Disaster Planning

No matter how good your server software, sooner or later the worst will happen and a hardware failure will occur. When this happens it is usually considered a major catastrophe as all communication in your organisation will stop. The problem becomes even more pronounced with groupware and IMAP because all of the essential information and company mail is stored on the server, preventing anyone from looking at any mail they have received. This can completely cripple an organisation. Because of this it is worth considering what steps are appropriate to return mail handling to normal in the shortest time possible.

There are a number of measures that can be taken to provide various levels of protection and differing costs. This paper will look at some possible configurations that offer different recovery times at different costs.

All of these considerations will focus only on the single point of failure problem. This is the scenario in which only one failure occurs, such as the motherboard of the Mail Server fails, rather than the multiple failure scenario, such as a lightning strike that blows up every computer on the network.

Single Point of Failure

The mail server can be considered as three main parts:

  1. The mail server software
    FTGate in our case
     

  2. The Mail server Configuration
    The options in use and mailboxes configured etc
     

  3. The mail store
    The computers hard drive

The disaster recovery plan should consider how each part should be recovered or protected.

Basic Protection

In the simplest scenario the administrator will take a backup each day using a tape drive or other system. This protects both the server software, the configuration and the mail store. In the event of a server failure the backup will be restored to either another server or the repaired server.

While this approach is low cost it can also result in extensive system down time, which may prove expensive in other ways. It also relies on the backup system not being damaged by the failure and that another PC is available or the original can be repaired quickly. In addition, any mail received since the last backup will be lost.

While this is the most common approach it is not considered to be a suitable solution.

Minimal Downtime

Any viable solution for disaster recovery should allow the administrator to recover normal operation in the shortest possible time. Thus it is important that the system in use is protected against the failure of a single server or component of the server. This implies that we should separate those parts onto different machines.

Dual Machines

At this stage it becomes obvious that the minimal downtime can be created by running two servers which are connected. At various times of the day the entire mail store and configuration are copied from the main server to the backup server.
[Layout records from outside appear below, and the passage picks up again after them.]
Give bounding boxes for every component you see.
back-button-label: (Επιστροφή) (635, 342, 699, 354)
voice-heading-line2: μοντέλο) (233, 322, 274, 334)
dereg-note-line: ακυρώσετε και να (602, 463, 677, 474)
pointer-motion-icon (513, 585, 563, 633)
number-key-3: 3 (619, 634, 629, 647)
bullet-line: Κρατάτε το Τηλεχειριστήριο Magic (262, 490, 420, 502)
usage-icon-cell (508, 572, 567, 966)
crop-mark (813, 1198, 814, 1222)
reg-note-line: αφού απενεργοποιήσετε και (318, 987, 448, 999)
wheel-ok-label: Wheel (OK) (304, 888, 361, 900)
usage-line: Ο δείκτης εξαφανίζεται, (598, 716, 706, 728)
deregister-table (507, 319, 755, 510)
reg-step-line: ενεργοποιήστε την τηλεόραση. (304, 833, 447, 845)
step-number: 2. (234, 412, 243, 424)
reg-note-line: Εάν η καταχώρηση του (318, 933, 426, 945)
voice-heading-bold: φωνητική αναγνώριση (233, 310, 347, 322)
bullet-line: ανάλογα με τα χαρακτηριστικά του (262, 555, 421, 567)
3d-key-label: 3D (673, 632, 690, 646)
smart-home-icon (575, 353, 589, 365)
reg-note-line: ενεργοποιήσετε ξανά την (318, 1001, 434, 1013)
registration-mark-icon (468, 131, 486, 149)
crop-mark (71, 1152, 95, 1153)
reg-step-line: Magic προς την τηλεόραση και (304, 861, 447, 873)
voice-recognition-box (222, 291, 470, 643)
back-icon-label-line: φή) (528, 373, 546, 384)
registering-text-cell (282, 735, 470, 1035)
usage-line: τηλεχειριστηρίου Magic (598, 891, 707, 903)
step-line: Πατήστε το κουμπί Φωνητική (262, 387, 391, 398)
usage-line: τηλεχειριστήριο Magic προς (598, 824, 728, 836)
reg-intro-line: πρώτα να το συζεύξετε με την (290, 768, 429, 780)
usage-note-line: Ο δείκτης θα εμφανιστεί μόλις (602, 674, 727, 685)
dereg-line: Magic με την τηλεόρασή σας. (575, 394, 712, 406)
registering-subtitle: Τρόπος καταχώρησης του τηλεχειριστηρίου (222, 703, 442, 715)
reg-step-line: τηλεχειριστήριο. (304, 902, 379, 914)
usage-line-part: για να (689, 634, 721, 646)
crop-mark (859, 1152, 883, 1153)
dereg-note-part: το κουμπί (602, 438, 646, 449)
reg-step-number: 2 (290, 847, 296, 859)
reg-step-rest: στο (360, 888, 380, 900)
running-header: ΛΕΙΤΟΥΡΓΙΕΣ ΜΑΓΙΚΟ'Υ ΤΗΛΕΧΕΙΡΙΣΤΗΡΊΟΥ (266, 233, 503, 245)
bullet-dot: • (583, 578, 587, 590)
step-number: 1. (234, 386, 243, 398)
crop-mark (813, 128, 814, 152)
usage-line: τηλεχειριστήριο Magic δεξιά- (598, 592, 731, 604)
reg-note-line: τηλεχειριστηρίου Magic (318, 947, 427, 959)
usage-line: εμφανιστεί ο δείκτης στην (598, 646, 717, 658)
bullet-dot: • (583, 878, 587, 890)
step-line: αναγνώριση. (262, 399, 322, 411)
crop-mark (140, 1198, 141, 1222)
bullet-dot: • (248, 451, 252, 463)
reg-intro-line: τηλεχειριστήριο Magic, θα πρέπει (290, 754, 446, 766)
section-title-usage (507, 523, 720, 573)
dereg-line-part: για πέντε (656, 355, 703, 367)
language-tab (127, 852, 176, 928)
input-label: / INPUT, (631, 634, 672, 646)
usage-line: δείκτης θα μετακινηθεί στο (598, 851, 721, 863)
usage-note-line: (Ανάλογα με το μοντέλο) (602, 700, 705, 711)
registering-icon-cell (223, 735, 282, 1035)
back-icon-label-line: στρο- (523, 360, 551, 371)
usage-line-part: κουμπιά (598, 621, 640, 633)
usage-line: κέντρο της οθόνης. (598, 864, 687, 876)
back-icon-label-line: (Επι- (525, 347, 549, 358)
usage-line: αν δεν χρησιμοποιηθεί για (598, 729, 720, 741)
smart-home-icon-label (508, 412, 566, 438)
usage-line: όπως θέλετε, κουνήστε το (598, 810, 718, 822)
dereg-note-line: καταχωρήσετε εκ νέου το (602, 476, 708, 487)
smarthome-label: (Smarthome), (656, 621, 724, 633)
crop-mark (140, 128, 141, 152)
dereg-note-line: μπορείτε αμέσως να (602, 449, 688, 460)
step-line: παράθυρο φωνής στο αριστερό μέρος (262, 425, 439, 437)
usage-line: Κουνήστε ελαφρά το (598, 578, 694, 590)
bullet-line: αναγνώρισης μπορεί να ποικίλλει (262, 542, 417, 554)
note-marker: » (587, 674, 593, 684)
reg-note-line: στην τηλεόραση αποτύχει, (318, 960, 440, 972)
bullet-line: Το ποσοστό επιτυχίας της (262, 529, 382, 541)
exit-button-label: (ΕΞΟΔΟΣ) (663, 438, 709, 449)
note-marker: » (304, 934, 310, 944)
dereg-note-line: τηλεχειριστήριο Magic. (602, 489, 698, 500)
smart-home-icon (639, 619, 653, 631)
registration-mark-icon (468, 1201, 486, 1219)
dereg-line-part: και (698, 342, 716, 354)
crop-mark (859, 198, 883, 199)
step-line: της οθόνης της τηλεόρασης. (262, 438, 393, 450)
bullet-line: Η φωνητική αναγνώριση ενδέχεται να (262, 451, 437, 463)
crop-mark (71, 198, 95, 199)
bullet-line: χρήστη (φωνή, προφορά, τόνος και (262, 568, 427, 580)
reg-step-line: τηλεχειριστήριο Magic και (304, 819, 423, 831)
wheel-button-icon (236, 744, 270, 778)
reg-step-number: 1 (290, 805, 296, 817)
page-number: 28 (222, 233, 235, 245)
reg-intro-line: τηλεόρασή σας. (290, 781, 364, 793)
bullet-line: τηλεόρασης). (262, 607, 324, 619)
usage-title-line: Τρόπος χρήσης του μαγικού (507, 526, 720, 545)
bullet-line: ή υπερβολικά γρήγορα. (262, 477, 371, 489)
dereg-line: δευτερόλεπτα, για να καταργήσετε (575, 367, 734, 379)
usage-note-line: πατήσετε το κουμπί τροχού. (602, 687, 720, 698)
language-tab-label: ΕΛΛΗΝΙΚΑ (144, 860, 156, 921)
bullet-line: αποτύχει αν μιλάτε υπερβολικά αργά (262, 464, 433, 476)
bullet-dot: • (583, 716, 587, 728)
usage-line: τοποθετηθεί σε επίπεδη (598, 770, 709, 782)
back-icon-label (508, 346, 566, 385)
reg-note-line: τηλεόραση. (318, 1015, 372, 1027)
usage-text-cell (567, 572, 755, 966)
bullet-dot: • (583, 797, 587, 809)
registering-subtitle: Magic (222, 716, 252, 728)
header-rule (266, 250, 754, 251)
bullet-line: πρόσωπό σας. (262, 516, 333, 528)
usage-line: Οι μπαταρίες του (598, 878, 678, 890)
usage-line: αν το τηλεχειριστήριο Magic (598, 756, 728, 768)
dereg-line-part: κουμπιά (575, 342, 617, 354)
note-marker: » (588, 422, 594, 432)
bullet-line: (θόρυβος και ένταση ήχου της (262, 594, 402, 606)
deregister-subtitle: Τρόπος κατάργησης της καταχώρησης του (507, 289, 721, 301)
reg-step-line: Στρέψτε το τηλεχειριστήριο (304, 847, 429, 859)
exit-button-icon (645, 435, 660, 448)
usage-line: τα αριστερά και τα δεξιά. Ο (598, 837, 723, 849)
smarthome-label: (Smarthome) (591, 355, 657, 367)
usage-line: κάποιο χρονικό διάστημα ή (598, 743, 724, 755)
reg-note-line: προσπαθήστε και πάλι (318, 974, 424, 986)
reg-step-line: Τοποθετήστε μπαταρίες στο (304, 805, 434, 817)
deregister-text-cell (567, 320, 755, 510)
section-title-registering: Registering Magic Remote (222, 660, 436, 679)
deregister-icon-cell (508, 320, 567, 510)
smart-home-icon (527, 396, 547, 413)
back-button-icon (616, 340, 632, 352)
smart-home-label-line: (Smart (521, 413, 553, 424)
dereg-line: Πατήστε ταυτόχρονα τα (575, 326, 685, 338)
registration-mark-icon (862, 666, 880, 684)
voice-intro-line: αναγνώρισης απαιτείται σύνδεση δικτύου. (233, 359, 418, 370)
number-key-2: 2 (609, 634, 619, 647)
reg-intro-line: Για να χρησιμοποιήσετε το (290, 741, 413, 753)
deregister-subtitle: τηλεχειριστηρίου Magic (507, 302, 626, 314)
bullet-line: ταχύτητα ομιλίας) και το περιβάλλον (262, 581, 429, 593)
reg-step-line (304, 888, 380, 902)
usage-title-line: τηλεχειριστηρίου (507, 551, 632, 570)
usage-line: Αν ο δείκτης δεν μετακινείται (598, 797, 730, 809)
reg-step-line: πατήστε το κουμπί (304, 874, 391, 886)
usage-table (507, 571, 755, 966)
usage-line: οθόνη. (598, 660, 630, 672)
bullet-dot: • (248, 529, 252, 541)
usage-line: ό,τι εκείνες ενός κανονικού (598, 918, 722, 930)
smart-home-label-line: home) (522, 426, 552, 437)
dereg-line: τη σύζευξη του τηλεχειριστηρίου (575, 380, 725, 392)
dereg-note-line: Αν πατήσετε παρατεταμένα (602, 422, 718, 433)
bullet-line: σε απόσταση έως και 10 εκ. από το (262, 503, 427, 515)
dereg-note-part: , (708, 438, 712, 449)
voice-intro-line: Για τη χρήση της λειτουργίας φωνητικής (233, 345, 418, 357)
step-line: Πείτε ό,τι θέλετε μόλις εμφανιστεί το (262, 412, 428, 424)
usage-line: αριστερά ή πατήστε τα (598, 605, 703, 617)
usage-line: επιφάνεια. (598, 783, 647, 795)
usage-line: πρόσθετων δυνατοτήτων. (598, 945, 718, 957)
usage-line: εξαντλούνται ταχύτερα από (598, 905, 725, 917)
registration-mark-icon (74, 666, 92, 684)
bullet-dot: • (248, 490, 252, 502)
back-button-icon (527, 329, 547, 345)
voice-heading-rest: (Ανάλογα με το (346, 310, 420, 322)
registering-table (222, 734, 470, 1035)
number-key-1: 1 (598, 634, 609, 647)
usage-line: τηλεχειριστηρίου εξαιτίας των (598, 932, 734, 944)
This results in a machine being available which can, at short notice, be used to replace the original.

In the event of a failure, the IP address of the backup PC will be changed to match the original and the mail server software will be started. This is required otherwise the mail client software of the users will not be able to connect to the new server. The physical changes needed will be quite small and can be made in as little as 15 minutes.

However, the issues with this type of system are that any mail received or configuration changes made between the copy interval will be lost and the IP addresses of the PC will need to be altered. Also, while the time taken to switch between machines can be low, if the failure occurs during unmanned hours, the actual outage could be very long. Thus in addition to the backup machine an MX relay should also be incorporated to hold inbound mail in the event of a failure.

Segmented Cluster

This solution is the most complex and expensive but offers a system that can result in any single failure affecting only a small number of users. In this system the user accounts are separated over different machines and the failure of any one machine only effects the accounts of those on that machine. This also has the advantage that high bandwidth users can be handled by the faster machines.

Full discussion of this will be made in a separate White Paper.